The pictures of the band paying their respects have been widely circulated, and seem to be touching a nerve with people, in part because U2 have a strange knack for getting entangled in hardships and tragedy taking place in the world. There's little doubt that they see themselves as a band with a calling beyond the music world, with a duty to mankind to publicize injustices and to aid in the healing process during tough times. There was Live Aid (1985), the Salman Rushdie dial-ins (early 90's), the concert in Madison Square Garden after 9/11, the appearance at Live 8 (2005), and now the Paris concert, which will surely be rescheduled and draw a far larger viewing audience than it would have had it proceeded as planned. Finally, there was arguably the most famous concert of their career, at the Superbowl halftime show in 2002.

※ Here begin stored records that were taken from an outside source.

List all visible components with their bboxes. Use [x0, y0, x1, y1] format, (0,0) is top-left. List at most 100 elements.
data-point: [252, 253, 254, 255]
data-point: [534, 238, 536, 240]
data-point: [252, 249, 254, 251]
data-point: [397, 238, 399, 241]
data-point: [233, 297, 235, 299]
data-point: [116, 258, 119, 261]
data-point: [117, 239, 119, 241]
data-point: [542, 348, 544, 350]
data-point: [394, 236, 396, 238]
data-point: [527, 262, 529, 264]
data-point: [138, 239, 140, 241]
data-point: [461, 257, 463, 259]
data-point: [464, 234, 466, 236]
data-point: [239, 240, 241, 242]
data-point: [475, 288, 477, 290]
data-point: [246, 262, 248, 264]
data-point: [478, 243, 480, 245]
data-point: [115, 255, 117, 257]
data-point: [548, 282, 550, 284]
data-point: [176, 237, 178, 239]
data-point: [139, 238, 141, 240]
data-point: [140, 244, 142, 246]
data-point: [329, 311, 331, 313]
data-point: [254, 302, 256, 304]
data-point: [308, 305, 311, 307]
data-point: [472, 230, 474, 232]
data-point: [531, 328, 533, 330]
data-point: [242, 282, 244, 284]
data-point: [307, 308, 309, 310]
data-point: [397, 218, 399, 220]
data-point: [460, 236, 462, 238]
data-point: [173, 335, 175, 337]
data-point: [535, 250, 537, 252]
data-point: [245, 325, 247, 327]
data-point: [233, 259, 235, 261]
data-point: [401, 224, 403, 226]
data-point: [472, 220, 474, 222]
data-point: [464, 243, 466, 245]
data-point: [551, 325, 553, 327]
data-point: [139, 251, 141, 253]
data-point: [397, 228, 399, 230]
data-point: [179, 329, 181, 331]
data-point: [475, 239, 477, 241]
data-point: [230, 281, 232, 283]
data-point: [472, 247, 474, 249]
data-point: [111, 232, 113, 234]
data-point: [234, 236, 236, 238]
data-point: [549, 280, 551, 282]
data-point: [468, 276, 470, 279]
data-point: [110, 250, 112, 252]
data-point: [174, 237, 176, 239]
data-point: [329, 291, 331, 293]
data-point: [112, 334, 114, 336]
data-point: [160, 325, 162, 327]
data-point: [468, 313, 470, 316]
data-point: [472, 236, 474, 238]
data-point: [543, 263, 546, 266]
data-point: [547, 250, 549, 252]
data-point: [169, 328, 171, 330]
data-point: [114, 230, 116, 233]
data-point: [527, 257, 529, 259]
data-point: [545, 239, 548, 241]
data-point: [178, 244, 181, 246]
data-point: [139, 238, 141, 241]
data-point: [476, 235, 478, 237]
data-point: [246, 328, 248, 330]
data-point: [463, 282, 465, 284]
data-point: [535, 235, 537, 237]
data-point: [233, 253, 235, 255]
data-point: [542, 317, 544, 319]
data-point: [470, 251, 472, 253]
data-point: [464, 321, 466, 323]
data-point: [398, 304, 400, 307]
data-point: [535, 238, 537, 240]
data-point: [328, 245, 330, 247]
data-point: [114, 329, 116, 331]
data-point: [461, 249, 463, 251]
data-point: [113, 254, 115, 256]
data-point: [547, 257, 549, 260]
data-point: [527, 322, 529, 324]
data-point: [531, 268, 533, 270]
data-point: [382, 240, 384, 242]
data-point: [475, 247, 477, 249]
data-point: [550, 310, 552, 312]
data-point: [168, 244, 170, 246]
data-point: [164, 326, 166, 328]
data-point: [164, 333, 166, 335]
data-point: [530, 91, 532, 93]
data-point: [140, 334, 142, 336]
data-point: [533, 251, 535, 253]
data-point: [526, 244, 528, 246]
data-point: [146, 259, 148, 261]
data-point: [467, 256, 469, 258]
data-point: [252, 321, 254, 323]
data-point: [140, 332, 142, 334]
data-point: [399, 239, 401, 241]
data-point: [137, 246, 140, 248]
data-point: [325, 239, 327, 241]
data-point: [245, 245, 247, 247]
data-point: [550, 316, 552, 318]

That show has been praised and ridiculed in equal measure -- a microcosm of the polarizing opinions that U2 have generated for virtually their entire career. It regularly gets ranked among the best Superbowl halftime shows ever, if not the very best ever, because of its importance as a cathartic moment at the most intrinsically American cultural event only a few short months after the 9/11 attacks. It gets ridiculed for ... well, mainly for Bono's hokey reveal of the American flag inside his jacket at the end of the show. And for the "America ... fuck yeah!" jingoism of telling the country that everything will be OK in the context of a football game that means nothing in the life or death grand scheme of things. And for being U2 by the usual people who don't like U2.

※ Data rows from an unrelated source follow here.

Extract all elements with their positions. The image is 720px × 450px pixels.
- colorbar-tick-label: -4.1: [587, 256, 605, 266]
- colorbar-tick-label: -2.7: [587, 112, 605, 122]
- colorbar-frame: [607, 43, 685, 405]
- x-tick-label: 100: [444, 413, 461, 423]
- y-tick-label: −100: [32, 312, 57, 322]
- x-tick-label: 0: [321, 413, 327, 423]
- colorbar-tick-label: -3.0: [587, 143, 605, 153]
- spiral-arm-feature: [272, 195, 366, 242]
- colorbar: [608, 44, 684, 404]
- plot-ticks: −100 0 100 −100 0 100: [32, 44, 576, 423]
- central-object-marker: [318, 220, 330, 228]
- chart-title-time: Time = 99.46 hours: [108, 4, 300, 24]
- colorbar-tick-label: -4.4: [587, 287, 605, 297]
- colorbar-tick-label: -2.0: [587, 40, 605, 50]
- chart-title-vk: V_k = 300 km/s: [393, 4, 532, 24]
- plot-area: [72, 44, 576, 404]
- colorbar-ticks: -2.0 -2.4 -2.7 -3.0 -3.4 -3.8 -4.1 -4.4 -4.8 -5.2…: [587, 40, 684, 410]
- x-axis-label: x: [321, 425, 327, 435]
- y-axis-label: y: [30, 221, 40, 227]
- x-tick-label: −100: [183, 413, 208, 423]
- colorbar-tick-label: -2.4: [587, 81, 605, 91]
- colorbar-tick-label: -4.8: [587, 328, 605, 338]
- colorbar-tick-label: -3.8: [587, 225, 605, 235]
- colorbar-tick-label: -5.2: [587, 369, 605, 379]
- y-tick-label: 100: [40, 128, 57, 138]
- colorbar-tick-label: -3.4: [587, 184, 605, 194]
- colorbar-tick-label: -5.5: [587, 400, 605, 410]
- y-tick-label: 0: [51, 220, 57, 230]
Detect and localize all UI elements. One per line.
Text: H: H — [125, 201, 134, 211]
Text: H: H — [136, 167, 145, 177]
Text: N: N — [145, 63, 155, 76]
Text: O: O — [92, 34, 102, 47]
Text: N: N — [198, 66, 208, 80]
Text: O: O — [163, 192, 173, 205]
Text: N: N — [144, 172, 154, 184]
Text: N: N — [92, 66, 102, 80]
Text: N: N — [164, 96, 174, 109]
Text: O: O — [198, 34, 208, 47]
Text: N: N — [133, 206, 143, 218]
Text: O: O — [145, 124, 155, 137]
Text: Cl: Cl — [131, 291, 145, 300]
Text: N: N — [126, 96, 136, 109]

The truth is, I never really understood the hate. Like it or not, the halftime show of the post 9/11 SB was going to be an event forced upon some band that would be expected to deliver in the moment. It wasn't the time or place for a solemn ceremony, but getting on with business as usual wasn't what was needed either. That middle ground is almost impossibly difficult to inhabit -- acknowledging the events without getting preachy, conveying emotions without getting emotional, projecting dynamism from the stage without falling prey to jock rock tropes. If not U2, then who? Which band could hit upon precisely the appropriate tone, on that big a stage, with that size of a viewing audience, with songs that most of the country was familiar with, and accomplish it all in twelve minutes or less?
Today I watched U2's Superbowl halftime show for the first time in nearly fourteen years.

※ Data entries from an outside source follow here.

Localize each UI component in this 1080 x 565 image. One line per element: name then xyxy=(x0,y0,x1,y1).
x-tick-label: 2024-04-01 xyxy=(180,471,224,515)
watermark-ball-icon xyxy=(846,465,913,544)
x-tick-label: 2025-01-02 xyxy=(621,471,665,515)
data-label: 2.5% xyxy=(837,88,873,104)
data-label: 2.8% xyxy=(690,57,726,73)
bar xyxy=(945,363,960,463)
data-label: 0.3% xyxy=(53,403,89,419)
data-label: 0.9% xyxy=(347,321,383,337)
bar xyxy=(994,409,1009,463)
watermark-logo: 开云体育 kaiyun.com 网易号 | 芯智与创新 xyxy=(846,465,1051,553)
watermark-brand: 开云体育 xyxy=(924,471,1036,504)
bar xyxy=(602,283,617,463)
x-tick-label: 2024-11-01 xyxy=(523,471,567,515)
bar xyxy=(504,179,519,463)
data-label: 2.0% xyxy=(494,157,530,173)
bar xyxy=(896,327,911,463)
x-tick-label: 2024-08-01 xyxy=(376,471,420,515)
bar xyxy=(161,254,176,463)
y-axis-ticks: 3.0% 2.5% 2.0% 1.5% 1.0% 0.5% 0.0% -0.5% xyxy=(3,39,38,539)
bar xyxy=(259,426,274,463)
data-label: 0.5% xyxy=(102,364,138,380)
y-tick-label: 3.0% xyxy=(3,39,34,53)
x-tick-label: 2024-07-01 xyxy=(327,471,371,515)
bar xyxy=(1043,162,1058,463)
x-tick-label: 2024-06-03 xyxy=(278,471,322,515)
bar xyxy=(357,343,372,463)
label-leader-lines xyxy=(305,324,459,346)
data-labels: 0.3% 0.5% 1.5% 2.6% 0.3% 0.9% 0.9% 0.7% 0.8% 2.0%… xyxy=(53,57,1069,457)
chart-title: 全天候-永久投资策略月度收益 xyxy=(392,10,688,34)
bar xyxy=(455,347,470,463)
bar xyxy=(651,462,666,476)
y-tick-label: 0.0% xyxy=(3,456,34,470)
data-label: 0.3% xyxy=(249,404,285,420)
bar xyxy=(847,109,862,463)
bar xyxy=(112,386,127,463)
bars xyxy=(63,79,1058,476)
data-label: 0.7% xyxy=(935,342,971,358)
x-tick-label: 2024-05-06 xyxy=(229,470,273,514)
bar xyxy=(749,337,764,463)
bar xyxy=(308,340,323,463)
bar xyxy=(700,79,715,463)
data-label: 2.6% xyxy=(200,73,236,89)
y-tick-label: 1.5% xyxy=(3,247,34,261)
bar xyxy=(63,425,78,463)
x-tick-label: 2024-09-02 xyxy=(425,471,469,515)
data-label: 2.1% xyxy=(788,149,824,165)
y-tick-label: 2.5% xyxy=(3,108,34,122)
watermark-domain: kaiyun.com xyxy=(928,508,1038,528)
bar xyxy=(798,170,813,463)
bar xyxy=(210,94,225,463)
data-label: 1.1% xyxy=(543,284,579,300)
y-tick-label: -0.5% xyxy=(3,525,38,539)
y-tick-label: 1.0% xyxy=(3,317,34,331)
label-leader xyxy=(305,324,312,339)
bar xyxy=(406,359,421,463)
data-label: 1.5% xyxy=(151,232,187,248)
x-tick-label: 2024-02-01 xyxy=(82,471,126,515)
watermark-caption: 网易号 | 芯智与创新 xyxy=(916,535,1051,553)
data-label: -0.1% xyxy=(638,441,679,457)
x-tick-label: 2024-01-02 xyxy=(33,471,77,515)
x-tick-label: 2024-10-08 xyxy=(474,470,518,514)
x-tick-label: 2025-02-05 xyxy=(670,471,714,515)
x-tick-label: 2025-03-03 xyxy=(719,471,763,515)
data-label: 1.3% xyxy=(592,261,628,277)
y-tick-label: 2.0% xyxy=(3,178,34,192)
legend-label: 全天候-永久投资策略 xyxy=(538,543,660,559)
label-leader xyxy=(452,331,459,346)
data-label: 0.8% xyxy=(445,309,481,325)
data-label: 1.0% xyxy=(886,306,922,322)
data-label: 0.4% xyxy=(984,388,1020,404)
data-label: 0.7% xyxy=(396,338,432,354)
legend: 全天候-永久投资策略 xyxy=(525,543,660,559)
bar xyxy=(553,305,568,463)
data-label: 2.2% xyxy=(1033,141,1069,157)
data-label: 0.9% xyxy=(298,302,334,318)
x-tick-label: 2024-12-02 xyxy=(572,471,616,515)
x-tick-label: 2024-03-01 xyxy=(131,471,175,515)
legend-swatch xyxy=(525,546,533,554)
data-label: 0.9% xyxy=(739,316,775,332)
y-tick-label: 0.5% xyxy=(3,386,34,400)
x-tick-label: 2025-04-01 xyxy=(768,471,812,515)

At the time I could barely focus. I scarcely believe that the Patriots were not only playing in this game, but had taken a big lead into halftime. I was at a party with people who were not very emotionally invested in the game, and was in general somewhat distracted in all the usual ways that parties can distract you from what's happening on a TV in the corner of a room.
And yet, even without having seen the concert since it was aired, I felt I could recall its key moments in vivid detail -- the heart shaped stage, the scrolling names, the setlist, the American flag in Bono's jacket. Of course there were plenty of small details I missed. The crowd on the field looked at genuine as Superbowl crowds get. They were energetic and very very loud. This was not a crowd of people who were there to look happy on TV. There was not a single American flag on display as part of the show, with the exception of Bono's jacket. Simple, classy. The roll call of names only reached the "C"'s, which actually helped to underscore the scale of the tragedy. There were absolutely no dancers, special guests, projections (other than the names of 9/11 victims at the end), complex light shows, or anything even remotely frilly or garish. It was just U2 and their perfectly chosen three song set. The significance of the second song -- an interlude of "MLK" as the intro to "Where the Streets Have No Name" -- certainly eluded me at the time.
The backstory is also more complicated than I realized at the time. Apparently Janet Jackson was originally booked, but pulled out. U2 originally wanted to put on a much more extravagant show, but those plans were nixed. It's hard to believe they could done better than they did. They hit upon all of the proper subtleties that turned their set into one extended poignant tribute without smashing you over the head and declaring "this is a tribute!" like many bands would have.
So it shouln't come as much of a surprise that U2 touched so many people in Paris today without playing a note of music or saying a word.